Ionizable lipid chemistry in lipid nanoparticles determines delivery efficiency to hepatic stellate cells.

Lipid nanoparticles (LNPs) are clinically validated carriers for delivering drug agents for liver diseases. However, designing LNPs for delivery to hepatic stellate cells (HSCs) remains challenging. Here, using 12 ionizable lipids, including the approved MC3, SM-102, and ALC-0315, we demonstrate that ionizable lipid chemistry in LNPs determines the efficiency of delivery to HSCs. Using siRNAs targeting genes expressed exclusively in mouse HSCs (Reln) and hepatocytes (Ttr), we formulated an siRNA cocktail with LNPs. Systemic administration of 0.3 mg/kg body weight siRNA cocktails to mice caused varying Reln suppression (0-80 %) across the 12 lipids with consistent Ttr suppression (>90 %). Among the physicochemical properties of ionizable lipids, the delivery efficiency to HSCs could be influenced by the dipole moment of the ionizable lipids. The best-performing ALC-0315 LNP exhibited dose-dependent activity in HSCs (siRNA ED ∼ 0.03 mg/kg body weight) and durable silencing (up to 88 %) over two weeks, without toxicity, at 2 mg/kg.
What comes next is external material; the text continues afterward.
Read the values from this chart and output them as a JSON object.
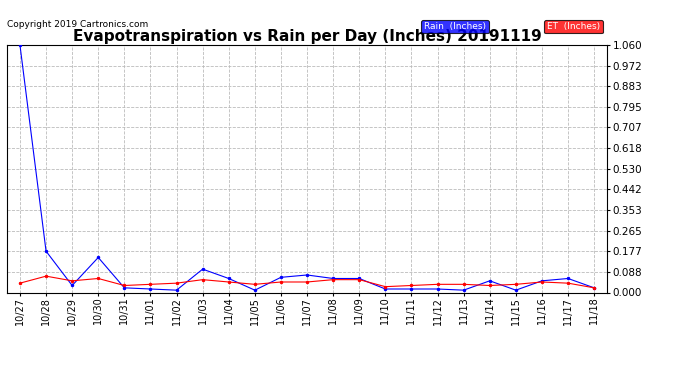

A comparative study in wild-type and ApoE-deficient mice revealed that ALC-0315 LNP delivery to HSCs was either independent of or slightly dependent on ApoE. In primary human activated HSCs, ALC-0315 LNPs induced robust cellular uptake and effective knockdown of heat shock protein 47, a therapeutic target for liver fibrosis, compared with MC3 LNPs. These findings will contribute to the development of advanced ionizable lipid-based LNPs for delivery to HSCs without targeting ligands.